Comment 3 Martin Peres 2018-07-18 13:40:47 UTC
(In reply to Takashi Iwai from comment #2)
> How can I reproduce the bug?

Try suspending/resuming in a loop for a couple of thousand times :s I hope this will not require one of these bad boys to reproduce: https://www.intel.com/content/www/us/en/products/boards-kits/nuc/kits/nuc8i7hvk.html

So far, we have only seen this issue once. I will keep you updated when we get more runs with this issue.
Comment 4 Takashi Iwai 2018-07-18 15:37:37 UTC
Do you mean S4 or S3?  The log you showed indicates the GPF at early boot, and is this while suspend/resume testing?  Somehow the information doesn't match with the description...

The more information is appreciated.  Thanks.
Comment 5 Martin Peres 2018-07-19 08:35:05 UTC
Sorry about that.

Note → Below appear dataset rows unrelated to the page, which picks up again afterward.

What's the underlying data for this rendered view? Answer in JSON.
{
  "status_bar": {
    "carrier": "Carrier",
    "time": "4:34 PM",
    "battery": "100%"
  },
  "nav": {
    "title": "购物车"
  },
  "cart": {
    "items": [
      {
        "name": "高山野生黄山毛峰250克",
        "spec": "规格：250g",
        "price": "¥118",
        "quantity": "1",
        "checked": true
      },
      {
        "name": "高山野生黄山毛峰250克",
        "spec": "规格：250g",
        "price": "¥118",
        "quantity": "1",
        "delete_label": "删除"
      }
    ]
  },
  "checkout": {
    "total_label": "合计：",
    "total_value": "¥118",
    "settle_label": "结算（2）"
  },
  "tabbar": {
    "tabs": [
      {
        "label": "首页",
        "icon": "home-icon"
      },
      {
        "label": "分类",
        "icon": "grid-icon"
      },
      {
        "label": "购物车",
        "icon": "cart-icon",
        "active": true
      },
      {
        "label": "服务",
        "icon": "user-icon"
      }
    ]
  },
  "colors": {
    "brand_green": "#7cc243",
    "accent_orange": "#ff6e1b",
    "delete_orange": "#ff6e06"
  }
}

I followed the code and it looks like the test is verifying that hibernating while the GPU is active is done properly.

The hibernation is triggered like this:

# echo devices > /sys/power/pm_test 
# echo disk > /sys/power/state

I hope this helps!
Comment 6 Lakshminarayana Vudum 2019-02-14 08:58:06 UTC
Last seen CI_DRM_4454 (7 months, 1 week / 4171 runs ago). This issue is not seen lately.
Comment 7 Martin Peres 2019-03-08 12:01:12 UTC
Still have not reproduced 8 months later. So much has changed since this bug was filed that it makes no sense to keep it open. Closing!